Keystone-SDA
The Friburg State Provident Fund (CPEF) initiates a vast renovation project. It stops “ambitious” climatic objectives by 2030 for its real estate stock, going beyond the requirements set by the Confederation.
(Keystone-ATS) The CPEF housing stock represents no less than 24% of its assets, its leaders said in Friborg on Wednesday. The reflections to make it “less greedy” on the energy level began in 2019. The fund thus established follow-up in the field in collaboration with the Sign-Terre specialist.
By relying on the data collected, the CPEF was able to develop a “consistent and targeted” energy renovation strategy. A work that has made it possible to identify priority sites and lay the foundations for a long -term action plan. The project will gradually be deployed in the coming years.
Two indicators
Concretely, to go faster than the Confederation, the CPEF intends to reduce the average index of heat expenditure of its park by a seventh compared to the target value in 2030. It also wishes to decrease the average carbon intensity to 13 kilos of CO2 per square meter, against 15 kilos as an intermediate objective in 2030.

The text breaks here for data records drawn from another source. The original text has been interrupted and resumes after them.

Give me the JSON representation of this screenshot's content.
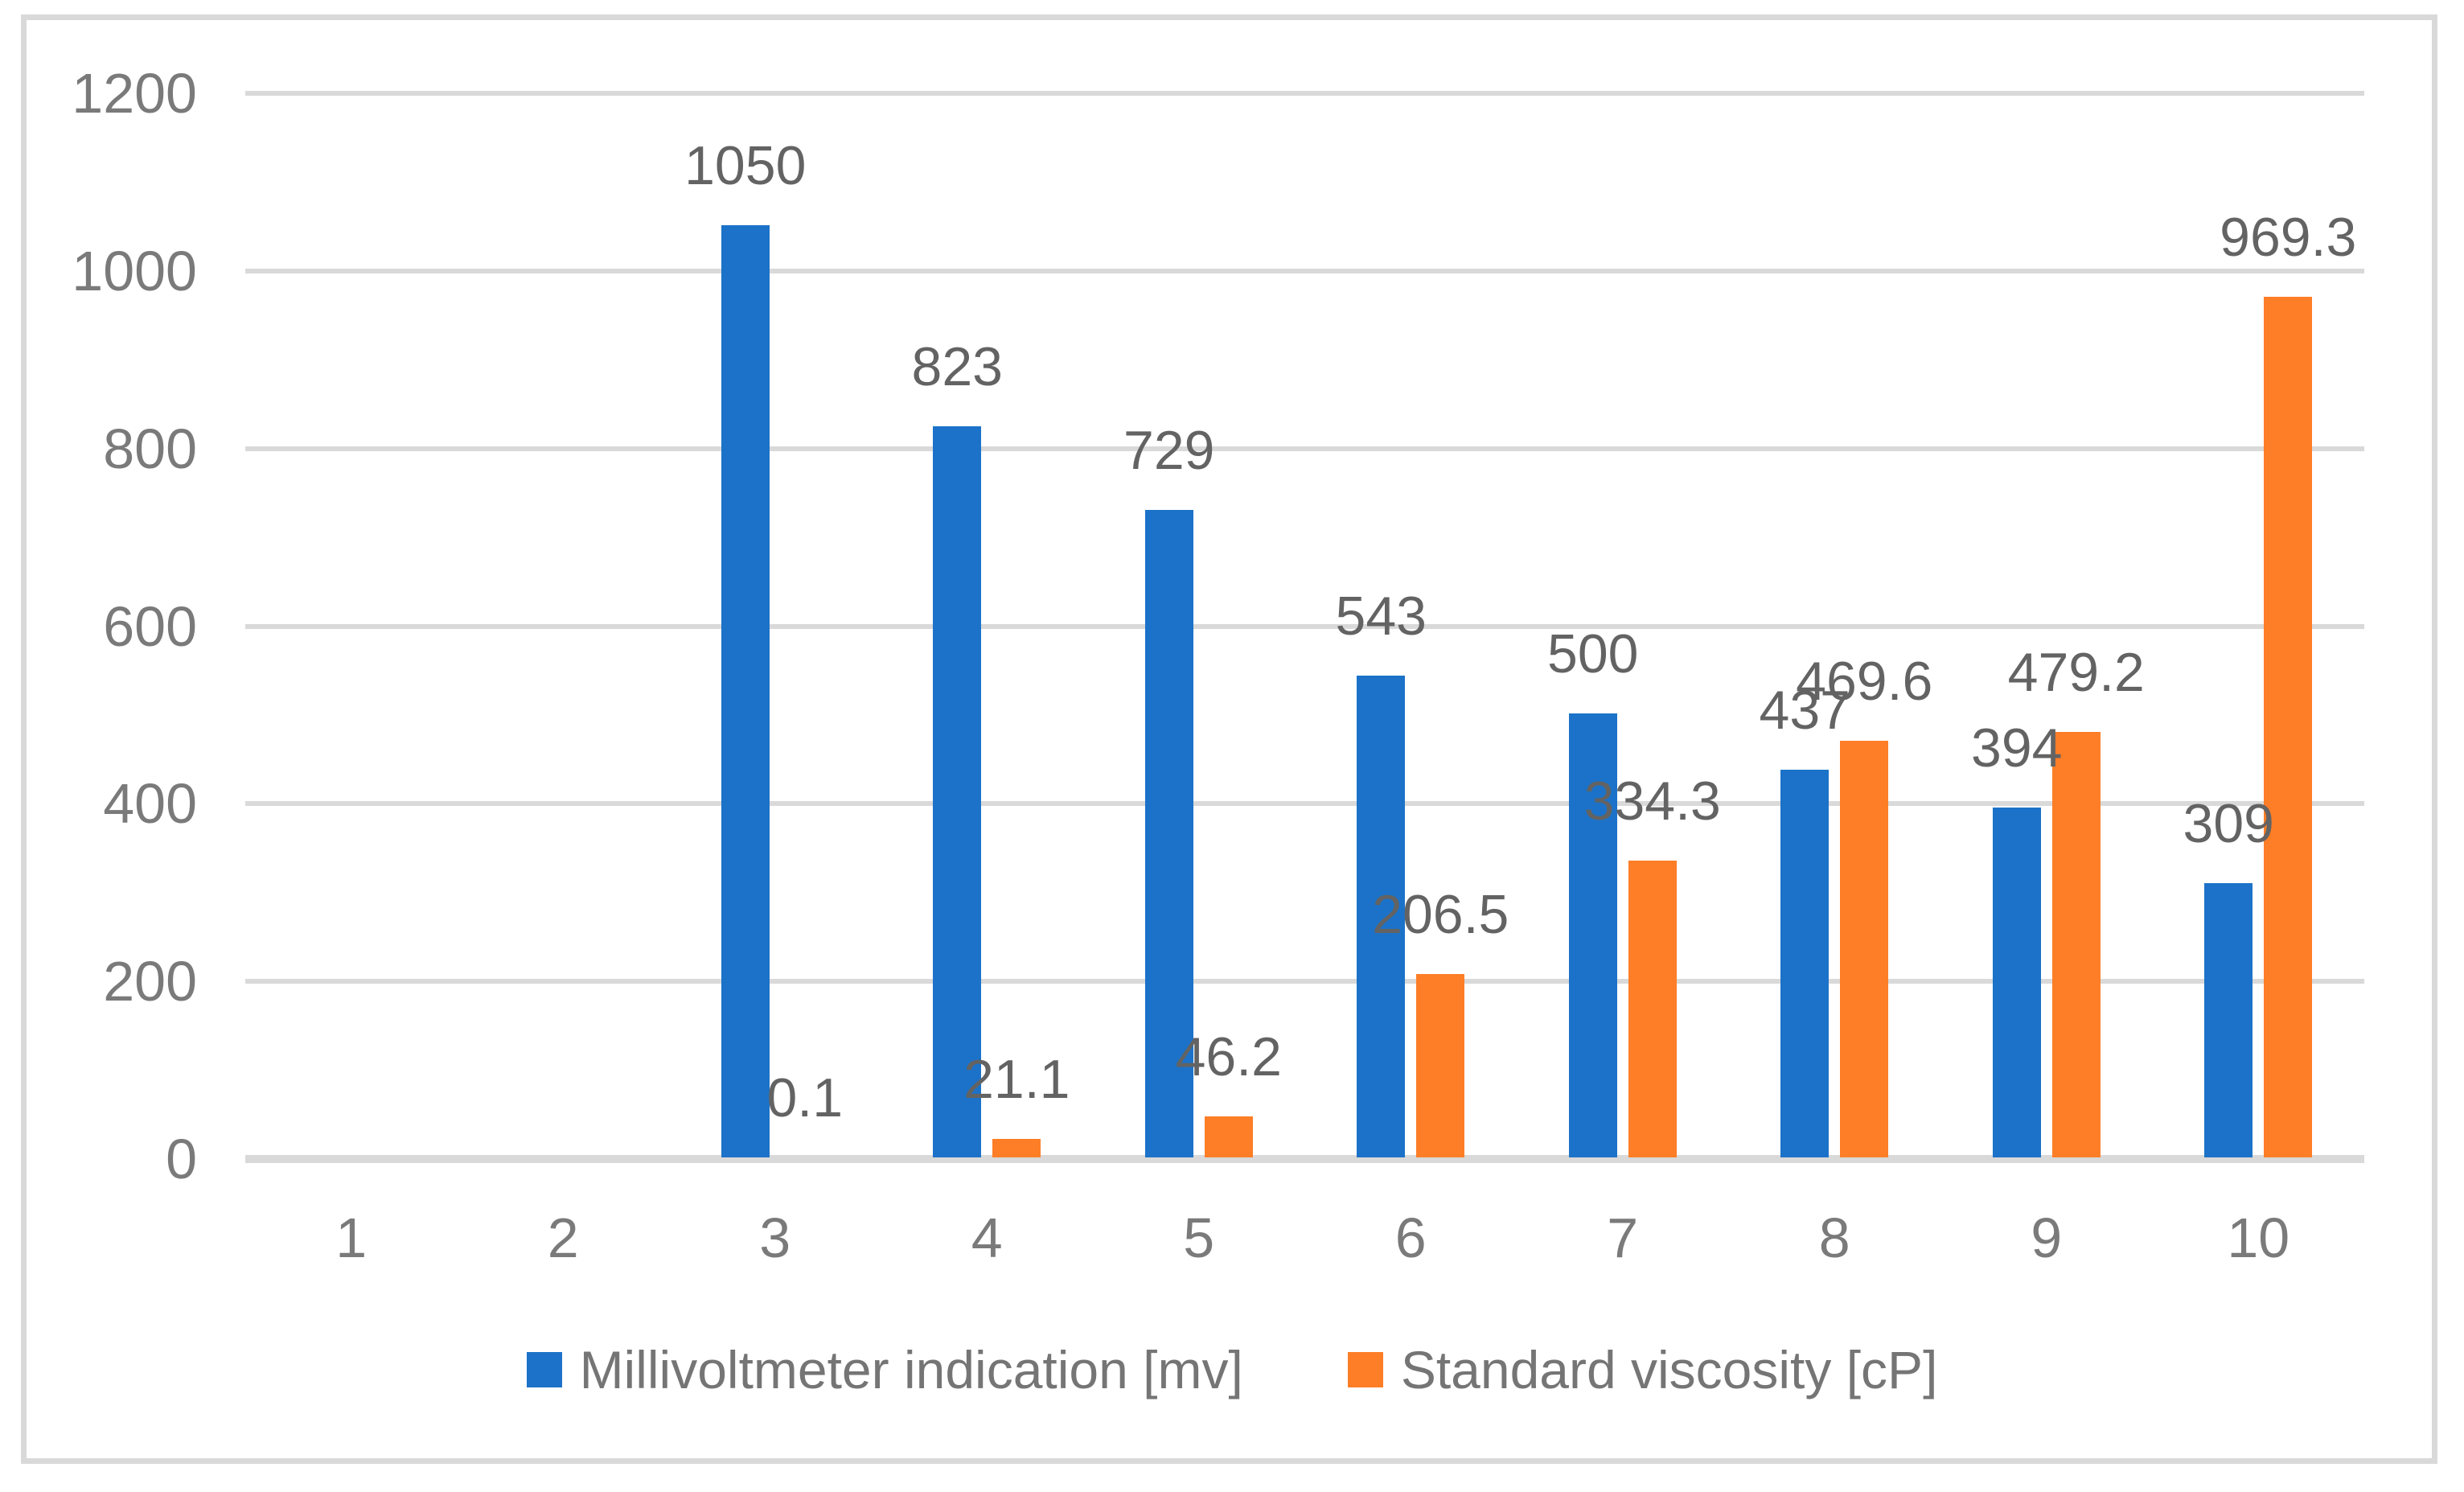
{
  "chart_data": {
    "type": "bar",
    "categories": [
      "1",
      "2",
      "3",
      "4",
      "5",
      "6",
      "7",
      "8",
      "9",
      "10"
    ],
    "series": [
      {
        "name": "Millivoltmeter indication [mv]",
        "color": "#1b72c8",
        "values": [
          null,
          null,
          1050,
          823,
          729,
          543,
          500,
          437,
          394,
          309
        ]
      },
      {
        "name": "Standard viscosity [cP]",
        "color": "#fd7e27",
        "values": [
          null,
          null,
          0.1,
          21.1,
          46.2,
          206.5,
          334.3,
          469.6,
          479.2,
          969.3
        ]
      }
    ],
    "title": "",
    "xlabel": "",
    "ylabel": "",
    "ylim": [
      0,
      1200
    ],
    "y_ticks": [
      0,
      200,
      400,
      600,
      800,
      1000,
      1200
    ],
    "grid": "horizontal",
    "legend_position": "bottom",
    "data_labels": true
  },
  "style": {
    "grid_color": "#d9d9d9",
    "axis_color": "#d9d9d9",
    "frame_color": "#d9d9d9",
    "tick_text_color": "#7a7a7a",
    "data_label_color": "#636363",
    "legend_text_color": "#757575",
    "background": "#ffffff"
  }
}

In Switzerland, almost 30% of greenhouse gas emissions come from the real estate branch, recalled the provident institution. This is why the Confederation stopped climatic objectives for 2040 and 2050. But the CPEF wants to be more ambitious even by fixing short -term goals, 2030.
After fall
Building analyzes and technical and economical feasibility studies are underway, the press release said. By next fall, the Caisse will validate the first buildings of buildings to be renovated. Then, a first batch of building permit requests will be filed. Others will follow over the progress.

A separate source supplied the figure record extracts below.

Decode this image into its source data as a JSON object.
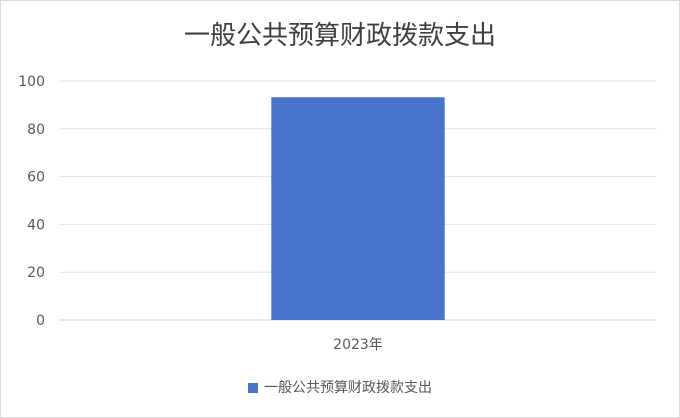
{
  "chart_data": {
    "type": "bar",
    "title": "一般公共预算财政拨款支出",
    "categories": [
      "2023年"
    ],
    "series": [
      {
        "name": "一般公共预算财政拨款支出",
        "values": [
          93.2
        ],
        "color": "#4874CB"
      }
    ],
    "ylim": [
      0,
      100
    ],
    "yticks": [
      0,
      20,
      40,
      60,
      80,
      100
    ],
    "grid": true,
    "legend": "bottom",
    "xlabel": "",
    "ylabel": ""
  }
}
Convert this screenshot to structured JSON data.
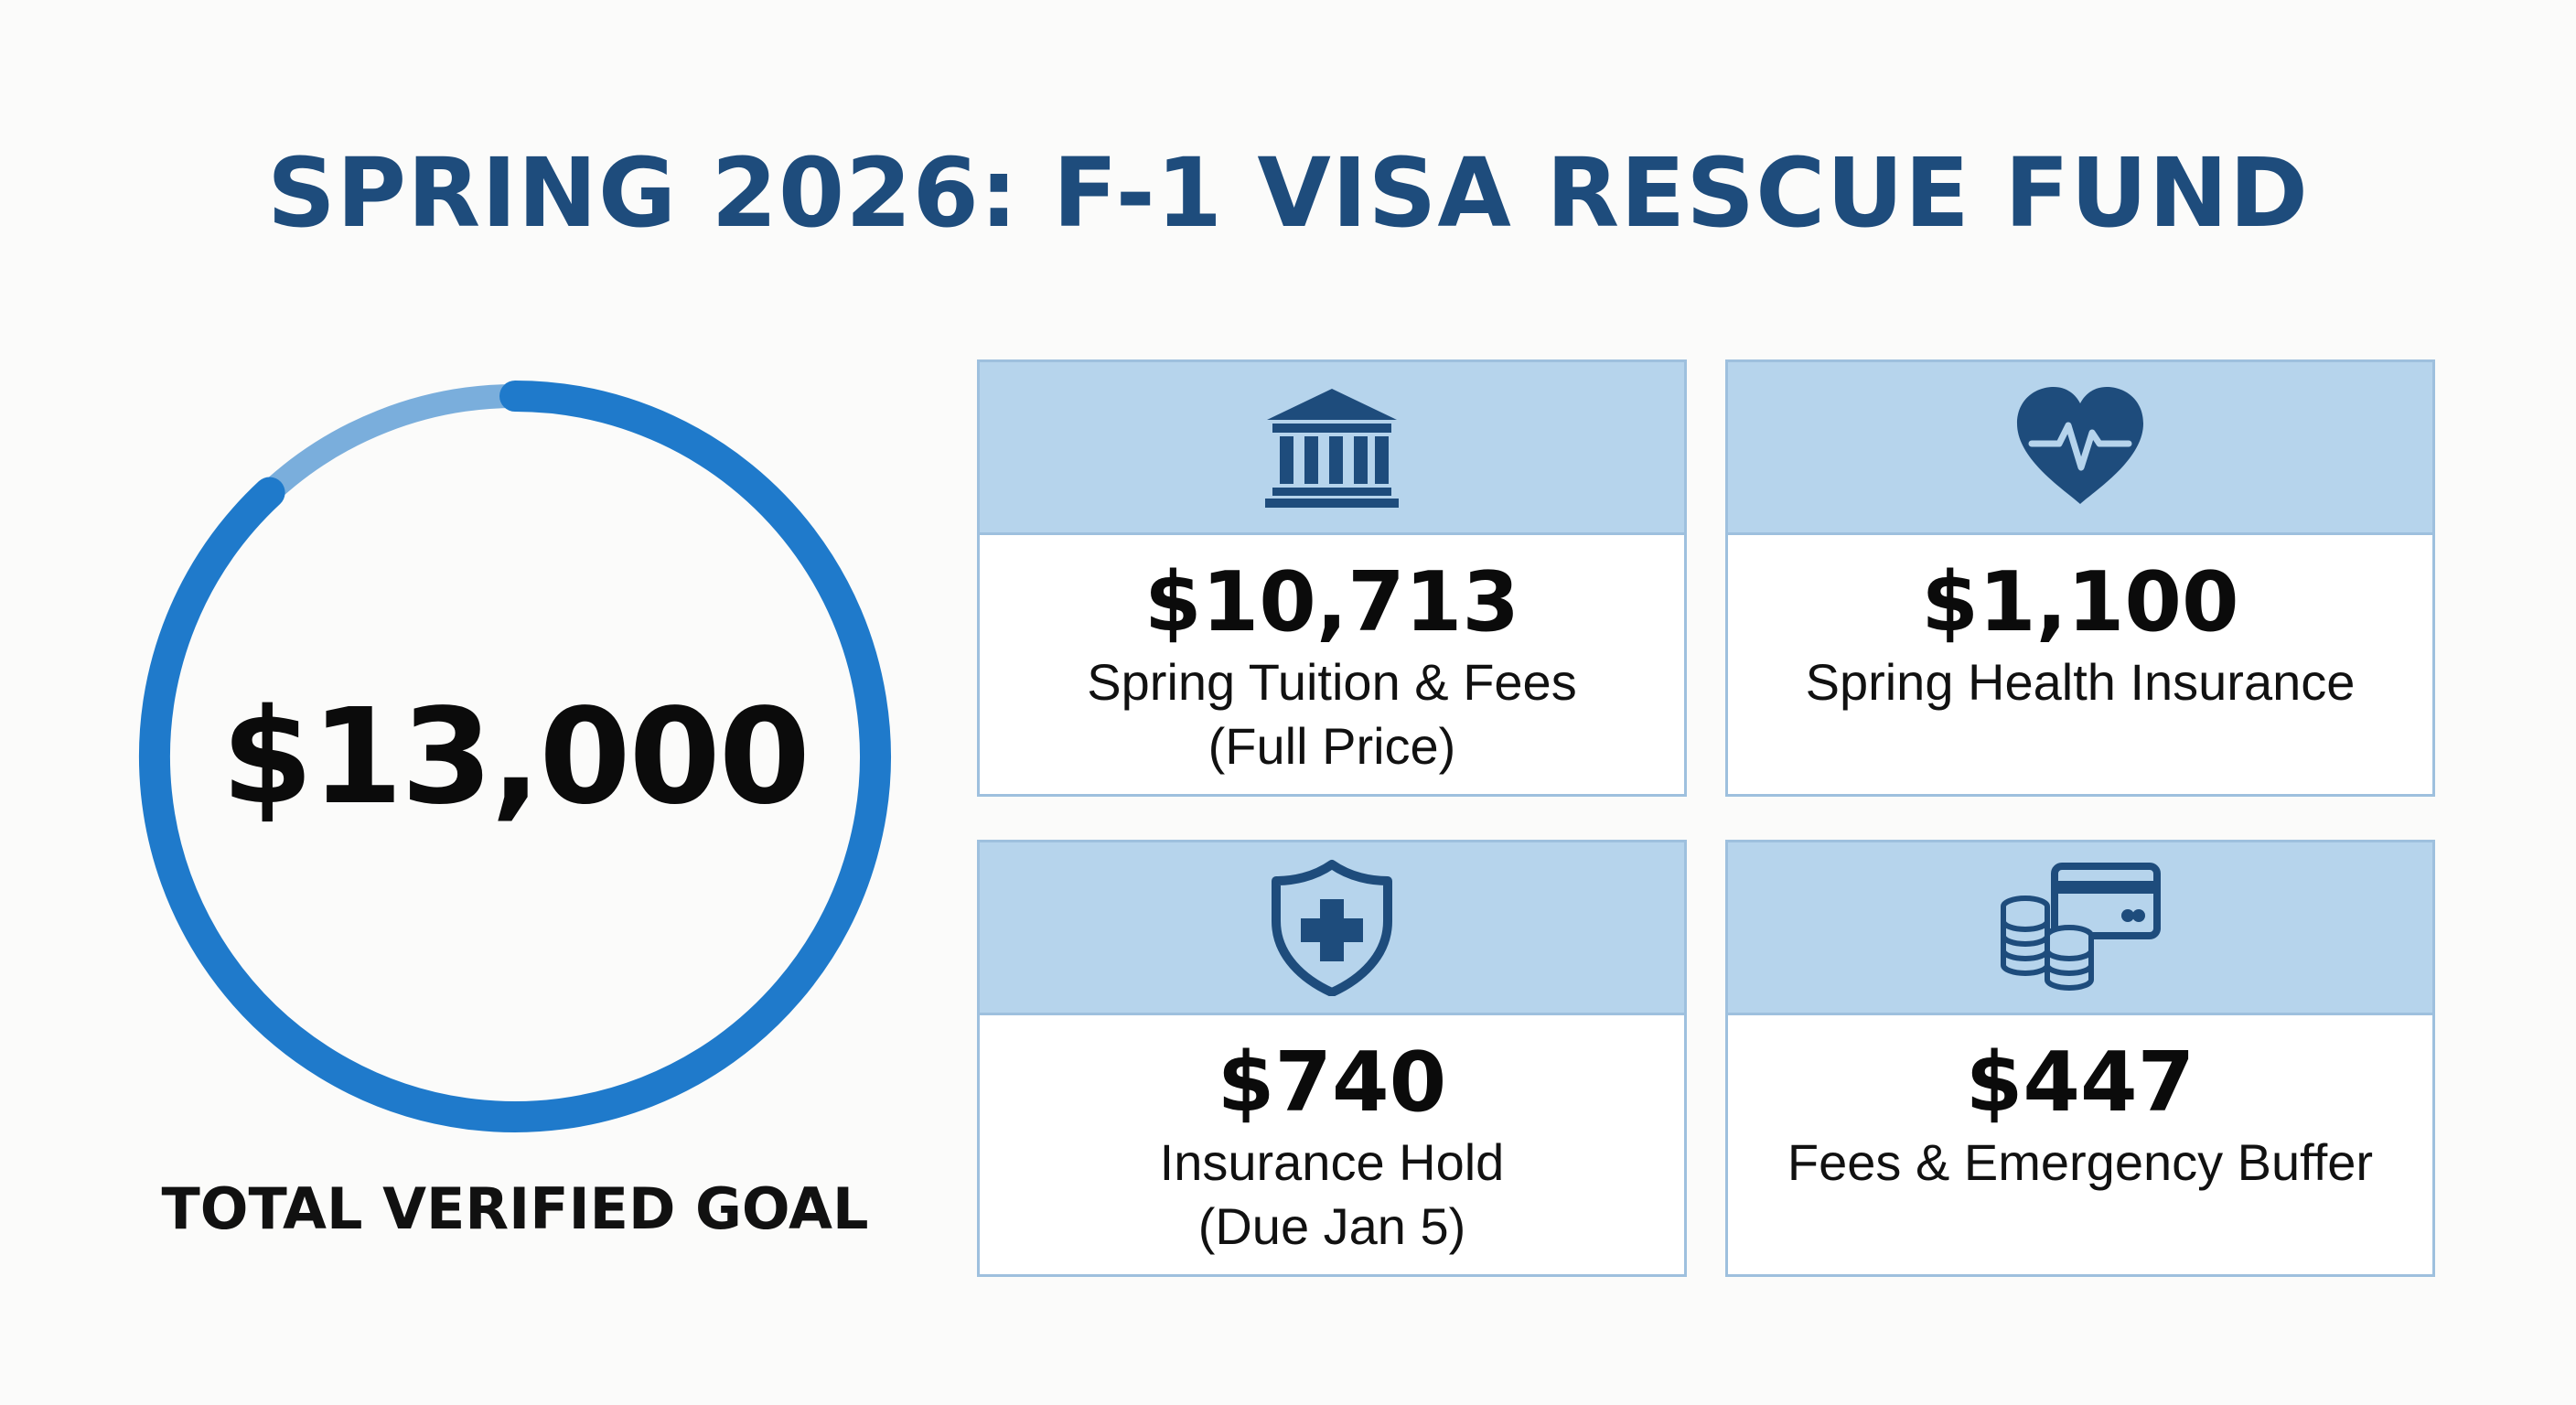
{
  "title": "SPRING 2026: F-1 VISA RESCUE FUND",
  "goal": {
    "amount": "$13,000",
    "label": "TOTAL VERIFIED GOAL",
    "ring_color": "#1f7acb",
    "ring_track_color": "#7aaedc"
  },
  "cards": [
    {
      "icon": "bank-icon",
      "amount": "$10,713",
      "label_line1": "Spring Tuition & Fees",
      "label_line2": "(Full Price)"
    },
    {
      "icon": "heart-pulse-icon",
      "amount": "$1,100",
      "label_line1": "Spring Health Insurance",
      "label_line2": ""
    },
    {
      "icon": "shield-plus-icon",
      "amount": "$740",
      "label_line1": "Insurance Hold",
      "label_line2": "(Due Jan 5)"
    },
    {
      "icon": "coins-card-icon",
      "amount": "$447",
      "label_line1": "Fees & Emergency Buffer",
      "label_line2": ""
    }
  ],
  "colors": {
    "title": "#1e4c7c",
    "icon": "#1e4c7c",
    "band": "#b6d4ec",
    "border": "#9ec0de"
  }
}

Beyond that, have also noted the managers of the CPEF, the renovation of buildings must reconcile two objectives that can prove to be contradictory: to adopt a proactive approach in sustainability, while avoiding pushing the expected performance of buildings, which would pre-prepare the insured of the fund.
With its approach, the CPEF, which has already adapted its portfolio of titles, says that it wants to reconcile climate commitment and performance in terms of profitability. As a reminder, it has more than 22,600 active insured people and pays more than 9,100 pensions each month. In total, the institution counts 75 affiliated employers.